What can we learn from one another? That was the theme for SND’s network meeting on 7 June, which focused on some aspects on the HEIs’ work to build and operate research data support units (Data Access Unit, DAU). In four presentations, members of the SND Network shared fruitful collaborations, storage strategies, and large-scale e-infrastructure projects.
The first to present their experiences were Ulrika Nyman and Per Nyström, representatives for Mälardalen University. Their DAU work is still fairly new, and they shared their insights into starting a research data support unit. At first, that meant to get acquainted with the organization and to analyze its needs. Ulrika Nyman spoke about the process where they talked to research managers, posted a survey to the researchers at the university, and initiated a collaboration with a local research group in order to find out what types of research data that were produced at the university, and in what quantities, They also wanted to find out what forms of support the researchers lacked, and what gap a DAU could fill.
Another part of their work focused on how to create the DAU as a group, and how it can find its place in the organisation. Ulrika Nyman mentioned how beneficial the cooperation with the local IT services has been. Together, they have created administration documentation that clearly shows which IT processes and systems coordination activities that are present at the university, and what the division of work between IT services and the DAU looks like. This cooperation has also brought the functions closer together.
—It’s important to get to know the organization. This may sound obvious, but you cannot take it for granted. For one thing, we must have a common and understandable terminology. Words that a librarian thinks are perfect may be too vague or misleading for someone from another profession. We need to understand and accept our organizational differences and different prior knowledge, said Ulrika Nyman during SND’s webinar.
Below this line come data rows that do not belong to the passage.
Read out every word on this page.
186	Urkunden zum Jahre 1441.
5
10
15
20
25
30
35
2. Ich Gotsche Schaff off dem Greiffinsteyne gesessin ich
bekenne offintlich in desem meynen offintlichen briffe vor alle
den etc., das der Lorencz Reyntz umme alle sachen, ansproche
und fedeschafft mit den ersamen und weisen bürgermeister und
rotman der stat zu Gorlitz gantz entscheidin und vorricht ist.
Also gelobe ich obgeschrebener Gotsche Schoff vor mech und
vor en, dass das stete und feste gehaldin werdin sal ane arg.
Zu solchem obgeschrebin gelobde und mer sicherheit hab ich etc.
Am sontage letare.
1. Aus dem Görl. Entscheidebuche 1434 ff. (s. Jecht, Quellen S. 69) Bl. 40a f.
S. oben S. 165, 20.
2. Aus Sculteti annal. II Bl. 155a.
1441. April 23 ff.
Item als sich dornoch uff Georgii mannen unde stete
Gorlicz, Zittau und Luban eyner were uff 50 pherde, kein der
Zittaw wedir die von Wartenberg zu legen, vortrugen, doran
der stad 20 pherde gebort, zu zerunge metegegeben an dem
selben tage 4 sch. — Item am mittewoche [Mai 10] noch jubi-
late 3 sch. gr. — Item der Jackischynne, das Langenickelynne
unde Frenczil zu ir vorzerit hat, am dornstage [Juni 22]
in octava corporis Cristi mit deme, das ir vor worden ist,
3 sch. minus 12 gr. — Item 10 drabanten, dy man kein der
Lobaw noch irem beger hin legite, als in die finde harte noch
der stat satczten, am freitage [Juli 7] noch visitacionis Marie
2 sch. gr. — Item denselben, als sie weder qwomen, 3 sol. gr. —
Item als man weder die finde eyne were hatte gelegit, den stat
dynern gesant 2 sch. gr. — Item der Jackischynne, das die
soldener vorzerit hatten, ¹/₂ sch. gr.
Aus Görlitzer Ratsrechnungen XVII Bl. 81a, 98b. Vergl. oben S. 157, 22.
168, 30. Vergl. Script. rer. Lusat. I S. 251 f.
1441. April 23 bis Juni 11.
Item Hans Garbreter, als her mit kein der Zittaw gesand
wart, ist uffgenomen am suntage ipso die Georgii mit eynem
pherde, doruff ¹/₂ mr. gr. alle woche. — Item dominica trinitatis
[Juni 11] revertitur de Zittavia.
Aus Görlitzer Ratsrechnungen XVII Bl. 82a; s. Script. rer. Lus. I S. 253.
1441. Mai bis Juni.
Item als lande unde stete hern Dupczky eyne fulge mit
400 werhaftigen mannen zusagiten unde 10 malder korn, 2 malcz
Collaborations give advantages to smaller HEIs
The representatives for Mälardalen University stressed the importance for a smaller HEI to nurture their network and to dare to ask for advice from those who have come further in their work. And networking and collaborating was the theme for the joint presentation held by University of Borås, University of Skövde, and University West. Elisabeth Näverå (University West) talked about how the universities collaborate in research data-related matters, the result of a joint decision of their respective university boards.
It started when they took SND’s BAS Online training together. Next, they hired a coordinator to organize the collaboration, and formed a group with representatives from the three universities. The group, called “the Core” (Kärnan), meet monthly and work together on texts, intelligence activities, and training initiatives. They discuss real-life cases connected to research data support, exchange experiences, and organize network meetings around various topics.
The three universities wanted to develop a common research data policy. This resulted in a basic structure, which was then developed and implemented according to local conditions.
—Of course we have local differences, but the collaboration is based on the things we have in common. You can then finalize the work on a local level, said Henrik Levin from University of Skövde.
Solutions need to be useful and easy to use for researchers
During SND’s event ”Webinar on API for indexing research data” on 3 March, Per von Bahr presented the Sunet Drive storage solution, which has been developed in collaboration between Stockholm University and Sunet. On this occasion, he elaborated on the background and some of the ideas behind the initiative.
—Stockholm University has had storage for specific purposes, but we haven’t had a good general solution. There was an obvious need for a broad solution for all researchers that would meet with legal requirements and be useful in the medium to long term, said Per von Bahr during the network meeting.
The work began locally in the university library, but the intention was to create a storage solution that could become useful on a national scale as well. They wanted to make it easier for researchers to store data, and to store them in a correct way throughout the research process. The storage should be in demand, easy to use, connected to the SND system DORIS, and should simplify e-archiving. It should also support automated workflows for data management and tools for data management plans, and operate according to the guidelines for the FAIR data principles.
Just like Stockholm University, Chalmers University of Technology works on a broad solution that will make it easier for researchers to manage research data. Chalmers are developing the eCommons platform, which will become an entirely new e-infrastructure that will meet the demands for storage, dissemination, management, and analysis of large datasets and large-scale simulations.
—Research is being digitized, which means new types of research results, resources, new ways of sharing and disseminating data, and new types of research collaborations. It fundamentally changes research and its processes: how you measure quality, publish, assign merit, and so on. This is a central challenge to research and nothing specific to IT, the libraries, the legal departments, the research funders, or just a political issue, said Sverker Holmgren, who presented eCommons during the event.
The eCommons framework will merge existing e-infrastructures, but it also contains the recently established Chalmers Data Office. This function will provide support throughout all parts of the research data life-cycle – not just data sharing – and manage questions regarding storage, data management plans, archiving, and how to make data FAIR.
Sverker Holmgren commented that the platform will provide resources, both at and outside of the university, as well as qualified advice. It is also going to be an interface to national and international infrastructures, such as SND, SNIC, Sunet, and EOSC.
—eCommons builds on almost four years of extensive preparation. It’s got a clear location in the organization and has been established by the president as a Chalmers infrastructure, which also gives it a clear mandate, he said.
After the four presentations, the almost one hundred participants had an opportunity to delve deeper into one of the topics. They divided into smaller groups to ask questions, discuss the topics, and compare experiences.